There is an idea that the politicisation of the brand has become a key feature of its marketability; in 2011, the Slovenian philosopher Slavoj Žižek alluded to ‘ the delusion of green capitalism ‘, in which the trauma of impotence around social issues becomes motivation to “frantically and obsessively” act, to make our contribution as an individual. Faced with an overwhelming task — be it overcoming discrimination or stopping climate change — the consumer can find comfort in guilt, because “if we are guilty then [social change] depends on us”. Rather than accepting that real change is difficult — sometimes impossible — it is easier to pay a little more for an ‘ethical’ cup of coffee or to retweet a shoe shop and act as though we are playing a meaningful role in fixing the world. The act of consumption or identification with a product becomes itself a moral action: “In the old days, we were consumerists and then we felt bad and if you wanted to pretend to be an ethical being you had to do something to counteract it. But the offer here is ‘we make it simpler for you. We make the product [and] you can remain just a consumerist because your altruistic nature, solidarity, is included in the price.’”

Corporate Social Responsibility (CSR), then, is a mixed bag. On the one hand, we do not want to condemn brands like Wells Fargo for their charity, Netflix for their parental leave commitment or Disney for reducing their carbon footprint — but we should recognise that CSR fits into wider ideology. Brands seem to do a good job of effecting meaningful change within their own realms — even if it is tainted by self-interest — but marketers and consumers alike should be wary of the allure of vapid moral gesturing without an end goal.

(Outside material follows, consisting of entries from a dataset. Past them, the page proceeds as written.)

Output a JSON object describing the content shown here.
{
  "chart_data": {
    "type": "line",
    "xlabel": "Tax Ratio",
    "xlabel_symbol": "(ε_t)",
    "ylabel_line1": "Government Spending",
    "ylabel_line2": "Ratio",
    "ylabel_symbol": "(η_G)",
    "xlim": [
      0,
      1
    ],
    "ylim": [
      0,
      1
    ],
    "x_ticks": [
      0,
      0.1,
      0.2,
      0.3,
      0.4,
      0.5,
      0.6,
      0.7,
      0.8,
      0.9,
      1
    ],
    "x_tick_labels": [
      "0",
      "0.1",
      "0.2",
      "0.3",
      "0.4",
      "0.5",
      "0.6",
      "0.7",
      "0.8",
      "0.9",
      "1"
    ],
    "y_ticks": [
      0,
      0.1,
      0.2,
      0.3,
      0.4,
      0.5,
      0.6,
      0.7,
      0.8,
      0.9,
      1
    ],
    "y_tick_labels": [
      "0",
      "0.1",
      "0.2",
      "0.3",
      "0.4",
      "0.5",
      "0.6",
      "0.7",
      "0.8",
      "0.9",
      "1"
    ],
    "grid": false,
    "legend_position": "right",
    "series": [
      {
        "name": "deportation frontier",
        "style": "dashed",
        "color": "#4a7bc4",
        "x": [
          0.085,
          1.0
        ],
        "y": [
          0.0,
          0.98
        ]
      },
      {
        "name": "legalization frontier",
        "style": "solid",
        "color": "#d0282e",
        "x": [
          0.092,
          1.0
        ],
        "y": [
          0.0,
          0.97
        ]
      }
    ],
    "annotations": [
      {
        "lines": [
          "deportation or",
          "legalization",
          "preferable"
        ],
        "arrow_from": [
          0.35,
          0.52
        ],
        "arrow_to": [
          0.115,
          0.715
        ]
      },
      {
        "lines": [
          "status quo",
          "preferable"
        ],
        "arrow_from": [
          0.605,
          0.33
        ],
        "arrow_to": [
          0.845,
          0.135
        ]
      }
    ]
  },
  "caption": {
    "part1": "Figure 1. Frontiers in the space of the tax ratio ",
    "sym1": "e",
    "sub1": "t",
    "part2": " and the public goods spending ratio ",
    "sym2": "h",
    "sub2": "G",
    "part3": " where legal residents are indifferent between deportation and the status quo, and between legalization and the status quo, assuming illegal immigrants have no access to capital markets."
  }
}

It is difficult to know exactly what we would want to world to look like at the best of times. It is harder still to know how to achieve it. Our trauma is not unfounded. The individual may feel a moral duty to have a clear opinion on the merits of protesting, rioting or burning down a police station. But these issues are complicated. To remain silent is to be complicit — but the response of rushing to stand up and be counted can be counterintuitive. The comfortable choice is to share an innocuous post by Nike or to publish a black square and to feel that we have a moral stake in a difficult issue. If #BlackoutTuesday has illuminated anything, though, it is that perhaps the starting point is to ask the affected what we can do. It is to provide a platform for all voices to be heard, where relevant. Merely “demonstrating your capacity for care and global awareness” is not enough to change the world. Rather, as consumers and companies, we may wish to provoke discourse on sensitive issues [ strangely, Ben & Jerry’s did a fairly good job of this] — not with the hope of getting likes, but of influencing policy and perception. Meaningful change cannot be achieved in a day, a month or a year because it evolves, gradually, stubbornly, but all starting with that conversation.